L’Allemagne était donc mue par une inspiration vraiment politique, lorsque, dans la première effervescence de son libéralisme, elle tenait pour désirable la reconstitution de la Pologne, et offrait spontanément de s’y prêter. Ces momens de raison et d’équité ont passé trop vite. Faut-il désespérer de les voir revenir ? Je ne le pense pas. Il y a des considérations d’intérêt et de droit qui peuvent être étouffées par des passions de race et des préjugés internationaux, mais qui finissent par triompher en devenant plus saisissantes. Espérons d’ailleurs que les Poznaniens, pacifiquement occupés de maintenir leur nationalité par tous les moyens légaux, sauront faire face au germanisme sans le provoquer.
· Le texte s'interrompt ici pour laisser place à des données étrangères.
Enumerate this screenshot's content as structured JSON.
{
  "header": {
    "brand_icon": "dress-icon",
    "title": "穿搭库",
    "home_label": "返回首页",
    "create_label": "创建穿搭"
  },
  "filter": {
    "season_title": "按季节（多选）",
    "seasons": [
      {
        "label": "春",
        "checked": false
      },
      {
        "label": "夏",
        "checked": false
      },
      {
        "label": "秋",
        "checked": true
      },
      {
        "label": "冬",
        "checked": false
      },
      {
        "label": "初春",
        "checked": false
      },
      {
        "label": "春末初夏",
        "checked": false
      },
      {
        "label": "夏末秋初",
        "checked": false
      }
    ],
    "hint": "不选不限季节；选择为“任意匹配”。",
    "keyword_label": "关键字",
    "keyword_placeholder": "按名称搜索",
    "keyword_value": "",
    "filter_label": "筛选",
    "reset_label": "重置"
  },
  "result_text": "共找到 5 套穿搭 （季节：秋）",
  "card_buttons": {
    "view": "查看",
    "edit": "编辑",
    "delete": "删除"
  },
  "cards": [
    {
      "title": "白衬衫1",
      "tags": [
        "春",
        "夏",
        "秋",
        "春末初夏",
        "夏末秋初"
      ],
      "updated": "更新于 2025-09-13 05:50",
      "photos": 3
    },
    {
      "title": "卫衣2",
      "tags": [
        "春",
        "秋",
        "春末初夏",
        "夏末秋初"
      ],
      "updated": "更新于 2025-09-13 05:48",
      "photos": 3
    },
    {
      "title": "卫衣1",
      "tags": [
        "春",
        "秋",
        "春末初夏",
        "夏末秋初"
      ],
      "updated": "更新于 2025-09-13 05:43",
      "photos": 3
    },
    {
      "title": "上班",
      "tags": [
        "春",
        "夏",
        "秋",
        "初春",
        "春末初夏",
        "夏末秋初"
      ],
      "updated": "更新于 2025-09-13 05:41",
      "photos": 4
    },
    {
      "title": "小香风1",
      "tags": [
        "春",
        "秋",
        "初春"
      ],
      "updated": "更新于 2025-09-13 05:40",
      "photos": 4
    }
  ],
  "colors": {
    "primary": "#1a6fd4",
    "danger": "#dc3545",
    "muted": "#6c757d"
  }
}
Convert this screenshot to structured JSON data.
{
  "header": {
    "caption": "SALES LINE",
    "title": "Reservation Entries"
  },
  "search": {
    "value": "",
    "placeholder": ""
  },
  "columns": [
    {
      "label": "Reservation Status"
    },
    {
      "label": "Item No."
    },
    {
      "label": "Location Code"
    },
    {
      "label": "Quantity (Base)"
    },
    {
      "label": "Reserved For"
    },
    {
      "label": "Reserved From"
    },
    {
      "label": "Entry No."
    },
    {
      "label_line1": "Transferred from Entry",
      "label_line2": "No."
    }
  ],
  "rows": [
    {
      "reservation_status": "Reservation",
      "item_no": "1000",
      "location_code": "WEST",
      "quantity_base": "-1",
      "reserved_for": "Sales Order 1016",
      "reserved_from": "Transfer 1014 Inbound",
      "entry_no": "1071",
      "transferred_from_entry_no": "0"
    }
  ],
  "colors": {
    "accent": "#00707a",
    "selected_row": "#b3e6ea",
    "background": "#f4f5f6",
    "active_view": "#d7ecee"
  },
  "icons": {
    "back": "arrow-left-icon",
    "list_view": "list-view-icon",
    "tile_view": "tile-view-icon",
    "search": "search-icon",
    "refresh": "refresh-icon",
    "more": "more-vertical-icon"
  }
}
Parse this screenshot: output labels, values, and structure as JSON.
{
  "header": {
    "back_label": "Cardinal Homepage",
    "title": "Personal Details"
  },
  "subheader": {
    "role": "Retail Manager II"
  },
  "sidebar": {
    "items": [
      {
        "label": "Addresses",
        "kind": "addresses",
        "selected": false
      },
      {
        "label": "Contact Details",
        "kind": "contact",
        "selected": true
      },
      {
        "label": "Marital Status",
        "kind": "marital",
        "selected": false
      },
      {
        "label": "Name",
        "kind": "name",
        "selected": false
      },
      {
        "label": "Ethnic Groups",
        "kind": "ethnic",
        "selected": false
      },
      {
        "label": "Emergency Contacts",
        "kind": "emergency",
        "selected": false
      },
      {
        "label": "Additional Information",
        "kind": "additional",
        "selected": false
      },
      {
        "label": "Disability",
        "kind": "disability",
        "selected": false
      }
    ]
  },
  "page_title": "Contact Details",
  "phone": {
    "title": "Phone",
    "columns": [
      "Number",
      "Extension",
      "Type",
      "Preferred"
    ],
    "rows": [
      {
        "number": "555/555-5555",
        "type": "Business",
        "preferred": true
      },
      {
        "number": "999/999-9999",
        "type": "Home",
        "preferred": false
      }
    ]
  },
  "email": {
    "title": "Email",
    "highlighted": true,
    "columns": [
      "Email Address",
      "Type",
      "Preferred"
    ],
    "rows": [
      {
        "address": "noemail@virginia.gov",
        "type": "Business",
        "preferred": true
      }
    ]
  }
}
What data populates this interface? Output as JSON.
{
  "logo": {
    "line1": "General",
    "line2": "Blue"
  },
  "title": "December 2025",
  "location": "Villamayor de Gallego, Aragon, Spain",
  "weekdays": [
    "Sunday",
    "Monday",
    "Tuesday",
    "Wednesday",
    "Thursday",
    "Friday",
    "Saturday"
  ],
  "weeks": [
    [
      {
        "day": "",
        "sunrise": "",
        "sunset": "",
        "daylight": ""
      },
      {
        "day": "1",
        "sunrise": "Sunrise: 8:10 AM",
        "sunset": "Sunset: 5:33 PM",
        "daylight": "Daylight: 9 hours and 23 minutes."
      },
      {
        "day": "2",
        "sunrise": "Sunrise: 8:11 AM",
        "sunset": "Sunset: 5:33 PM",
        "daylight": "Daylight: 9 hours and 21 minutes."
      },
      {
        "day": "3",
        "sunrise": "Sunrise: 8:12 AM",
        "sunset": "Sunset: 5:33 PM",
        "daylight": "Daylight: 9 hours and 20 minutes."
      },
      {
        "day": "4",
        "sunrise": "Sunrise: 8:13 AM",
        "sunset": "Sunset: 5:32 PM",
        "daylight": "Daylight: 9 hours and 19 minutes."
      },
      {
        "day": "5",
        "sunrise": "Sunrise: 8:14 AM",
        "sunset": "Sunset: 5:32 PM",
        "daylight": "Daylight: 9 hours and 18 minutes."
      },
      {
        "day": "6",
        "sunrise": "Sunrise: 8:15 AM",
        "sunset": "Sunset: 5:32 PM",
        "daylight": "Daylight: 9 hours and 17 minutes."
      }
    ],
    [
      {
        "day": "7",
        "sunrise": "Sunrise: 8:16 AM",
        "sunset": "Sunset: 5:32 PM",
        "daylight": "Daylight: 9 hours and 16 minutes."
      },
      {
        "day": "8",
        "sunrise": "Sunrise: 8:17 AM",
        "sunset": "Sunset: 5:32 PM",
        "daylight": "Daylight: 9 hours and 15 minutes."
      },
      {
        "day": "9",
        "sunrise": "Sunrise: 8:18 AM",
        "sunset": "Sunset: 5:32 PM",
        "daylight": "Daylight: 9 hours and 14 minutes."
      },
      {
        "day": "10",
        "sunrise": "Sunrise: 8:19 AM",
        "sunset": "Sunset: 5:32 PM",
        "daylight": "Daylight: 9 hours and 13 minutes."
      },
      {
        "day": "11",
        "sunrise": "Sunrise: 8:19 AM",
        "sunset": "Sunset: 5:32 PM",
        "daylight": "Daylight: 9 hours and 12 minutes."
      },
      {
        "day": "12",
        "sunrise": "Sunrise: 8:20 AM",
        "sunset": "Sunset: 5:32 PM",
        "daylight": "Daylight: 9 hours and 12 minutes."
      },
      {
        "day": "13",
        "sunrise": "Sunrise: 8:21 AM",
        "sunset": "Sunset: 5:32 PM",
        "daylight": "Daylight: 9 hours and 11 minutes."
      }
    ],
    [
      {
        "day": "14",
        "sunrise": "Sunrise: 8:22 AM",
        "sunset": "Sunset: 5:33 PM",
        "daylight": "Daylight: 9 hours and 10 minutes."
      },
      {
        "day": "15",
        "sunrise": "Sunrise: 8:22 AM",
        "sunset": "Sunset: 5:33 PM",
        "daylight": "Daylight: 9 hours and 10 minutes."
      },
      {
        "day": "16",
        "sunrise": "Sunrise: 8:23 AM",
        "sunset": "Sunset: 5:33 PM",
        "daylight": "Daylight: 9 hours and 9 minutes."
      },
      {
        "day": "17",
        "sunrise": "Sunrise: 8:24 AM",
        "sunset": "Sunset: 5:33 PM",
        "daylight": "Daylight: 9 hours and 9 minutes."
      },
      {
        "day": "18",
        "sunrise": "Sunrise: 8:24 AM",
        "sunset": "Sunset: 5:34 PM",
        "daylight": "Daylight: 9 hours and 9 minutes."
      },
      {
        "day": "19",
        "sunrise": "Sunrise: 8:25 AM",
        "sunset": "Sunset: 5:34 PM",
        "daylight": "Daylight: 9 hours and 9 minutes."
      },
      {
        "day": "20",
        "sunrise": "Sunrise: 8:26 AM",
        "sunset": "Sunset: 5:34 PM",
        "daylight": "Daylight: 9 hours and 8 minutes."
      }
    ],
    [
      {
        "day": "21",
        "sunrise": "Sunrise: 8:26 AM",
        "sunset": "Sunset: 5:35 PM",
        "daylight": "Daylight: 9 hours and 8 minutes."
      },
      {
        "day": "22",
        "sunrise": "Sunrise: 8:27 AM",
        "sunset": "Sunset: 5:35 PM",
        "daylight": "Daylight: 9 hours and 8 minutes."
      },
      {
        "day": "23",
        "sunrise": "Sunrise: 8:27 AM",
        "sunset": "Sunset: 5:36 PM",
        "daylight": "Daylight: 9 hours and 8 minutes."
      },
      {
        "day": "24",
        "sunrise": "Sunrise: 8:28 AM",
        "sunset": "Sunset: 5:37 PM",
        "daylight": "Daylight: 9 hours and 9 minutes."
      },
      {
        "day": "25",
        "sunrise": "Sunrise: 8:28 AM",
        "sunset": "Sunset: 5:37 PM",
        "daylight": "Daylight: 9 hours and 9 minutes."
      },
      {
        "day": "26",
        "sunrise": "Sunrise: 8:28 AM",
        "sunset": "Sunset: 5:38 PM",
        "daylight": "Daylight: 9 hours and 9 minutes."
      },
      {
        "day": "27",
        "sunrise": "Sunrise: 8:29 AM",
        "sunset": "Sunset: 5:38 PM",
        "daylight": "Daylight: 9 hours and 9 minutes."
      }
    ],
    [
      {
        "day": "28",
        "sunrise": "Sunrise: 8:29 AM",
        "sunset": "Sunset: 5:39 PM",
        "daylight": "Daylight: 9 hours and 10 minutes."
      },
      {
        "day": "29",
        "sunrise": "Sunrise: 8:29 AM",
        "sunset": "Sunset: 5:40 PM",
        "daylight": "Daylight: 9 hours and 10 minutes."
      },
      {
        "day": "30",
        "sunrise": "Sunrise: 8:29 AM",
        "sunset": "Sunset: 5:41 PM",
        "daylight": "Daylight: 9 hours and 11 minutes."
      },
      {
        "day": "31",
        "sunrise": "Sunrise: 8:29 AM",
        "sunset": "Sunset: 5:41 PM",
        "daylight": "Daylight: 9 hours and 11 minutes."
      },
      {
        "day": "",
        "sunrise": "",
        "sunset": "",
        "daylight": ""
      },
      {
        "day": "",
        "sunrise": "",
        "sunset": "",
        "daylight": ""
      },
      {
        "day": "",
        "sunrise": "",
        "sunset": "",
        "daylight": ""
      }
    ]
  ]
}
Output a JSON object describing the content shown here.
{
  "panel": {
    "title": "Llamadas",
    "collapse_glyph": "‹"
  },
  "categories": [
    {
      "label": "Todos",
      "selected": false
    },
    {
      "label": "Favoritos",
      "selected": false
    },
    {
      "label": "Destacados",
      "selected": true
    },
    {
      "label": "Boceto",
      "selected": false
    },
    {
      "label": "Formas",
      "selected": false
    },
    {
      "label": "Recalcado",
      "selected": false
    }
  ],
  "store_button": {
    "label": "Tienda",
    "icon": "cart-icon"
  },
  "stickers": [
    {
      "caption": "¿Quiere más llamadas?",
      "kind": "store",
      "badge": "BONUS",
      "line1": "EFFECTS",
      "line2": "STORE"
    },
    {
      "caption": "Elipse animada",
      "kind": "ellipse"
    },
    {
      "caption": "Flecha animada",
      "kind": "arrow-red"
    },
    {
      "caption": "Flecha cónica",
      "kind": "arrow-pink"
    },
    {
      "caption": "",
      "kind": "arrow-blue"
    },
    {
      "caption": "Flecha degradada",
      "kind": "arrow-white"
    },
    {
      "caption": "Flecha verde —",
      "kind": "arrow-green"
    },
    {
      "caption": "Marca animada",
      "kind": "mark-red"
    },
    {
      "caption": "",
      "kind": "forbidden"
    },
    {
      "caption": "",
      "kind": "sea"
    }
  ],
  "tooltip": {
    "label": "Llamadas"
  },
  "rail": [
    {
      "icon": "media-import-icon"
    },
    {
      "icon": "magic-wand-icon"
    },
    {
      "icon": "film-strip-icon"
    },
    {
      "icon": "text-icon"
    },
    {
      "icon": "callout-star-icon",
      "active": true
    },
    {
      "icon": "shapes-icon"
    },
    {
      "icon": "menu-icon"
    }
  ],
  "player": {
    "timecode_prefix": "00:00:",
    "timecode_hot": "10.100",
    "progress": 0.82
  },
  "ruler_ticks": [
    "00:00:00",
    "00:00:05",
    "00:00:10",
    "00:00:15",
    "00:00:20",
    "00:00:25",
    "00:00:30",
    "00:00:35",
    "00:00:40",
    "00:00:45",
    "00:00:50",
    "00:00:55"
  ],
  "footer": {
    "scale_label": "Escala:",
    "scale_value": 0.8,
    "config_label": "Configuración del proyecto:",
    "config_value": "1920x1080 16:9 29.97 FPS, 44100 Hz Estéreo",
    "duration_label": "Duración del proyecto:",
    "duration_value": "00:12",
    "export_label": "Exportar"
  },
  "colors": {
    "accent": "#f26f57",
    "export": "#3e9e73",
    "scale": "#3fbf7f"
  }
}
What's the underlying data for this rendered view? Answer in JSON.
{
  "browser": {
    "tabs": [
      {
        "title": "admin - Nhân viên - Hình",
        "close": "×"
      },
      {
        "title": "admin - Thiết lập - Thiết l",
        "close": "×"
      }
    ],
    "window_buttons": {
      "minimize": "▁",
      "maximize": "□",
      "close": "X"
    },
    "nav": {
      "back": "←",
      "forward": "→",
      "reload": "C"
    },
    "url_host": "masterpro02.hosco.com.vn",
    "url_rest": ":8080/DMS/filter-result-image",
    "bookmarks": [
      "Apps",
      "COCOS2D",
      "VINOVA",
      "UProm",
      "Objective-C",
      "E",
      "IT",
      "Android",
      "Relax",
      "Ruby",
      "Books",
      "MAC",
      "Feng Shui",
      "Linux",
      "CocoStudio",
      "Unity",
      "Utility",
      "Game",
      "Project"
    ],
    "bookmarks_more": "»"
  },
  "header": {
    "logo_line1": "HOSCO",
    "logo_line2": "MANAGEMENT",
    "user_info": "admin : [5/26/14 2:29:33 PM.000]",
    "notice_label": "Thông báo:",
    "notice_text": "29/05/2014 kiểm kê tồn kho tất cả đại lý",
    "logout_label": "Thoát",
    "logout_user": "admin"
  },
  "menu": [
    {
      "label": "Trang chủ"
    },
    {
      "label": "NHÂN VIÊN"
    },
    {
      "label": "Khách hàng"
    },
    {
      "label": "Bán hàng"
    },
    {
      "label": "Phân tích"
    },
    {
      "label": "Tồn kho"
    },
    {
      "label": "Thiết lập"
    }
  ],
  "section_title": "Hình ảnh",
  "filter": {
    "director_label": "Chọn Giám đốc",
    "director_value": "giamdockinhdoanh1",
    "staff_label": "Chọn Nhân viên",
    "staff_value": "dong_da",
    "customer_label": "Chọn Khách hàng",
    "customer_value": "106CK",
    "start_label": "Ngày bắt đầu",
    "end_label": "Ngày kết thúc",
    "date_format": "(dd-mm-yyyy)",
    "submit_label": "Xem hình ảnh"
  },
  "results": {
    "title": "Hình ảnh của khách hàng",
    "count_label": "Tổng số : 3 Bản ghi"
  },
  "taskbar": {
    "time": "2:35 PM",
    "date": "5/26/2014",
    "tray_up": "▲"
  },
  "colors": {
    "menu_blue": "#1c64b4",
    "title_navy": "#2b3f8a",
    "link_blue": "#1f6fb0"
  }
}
Espérons surtout que les peuples triompheront à Vienne des vieilles traditions germaniques, et que la Gallicie, par le progrès naturel des libertés publiques en Autriche, prendra dans les affaires de la future confédération une influence qui servira l’avenir de la Pologne entière. Un publiciste autrichien, M. Schuselka, d’ailleurs favorable à l’indépendance de la Pologne, pose dans un récit récent ce qu’il appelle la question de vie ou de mort pour l’Autriche : « Ou allemande ou russe[1] ! » J’oserai conclure par une affirmation tout opposée à celle de M. Schuselka, et je dirai que l’unique moyen pour l’Autriche de ne point être Russe, c’est de ne pas être Allemande. Condamnée évidemment à prendre pour base de son existence le slavisme libéral, elle reste ainsi, en dépit du germanisme, un asile ouvert aux espérances de la Pologne.


HIPPOLYTE DESPREZ.

  1. Paris, chez Klincksieck. M. Schuselka est l’auteur de plusieurs écrits sur les intérêts de l’Allemagne dans la question russe. Il a publié en 1846 l’Allemagne, la Pologne et la Russie (en allemand). C’est un représentant aimable du germanisme autrichien.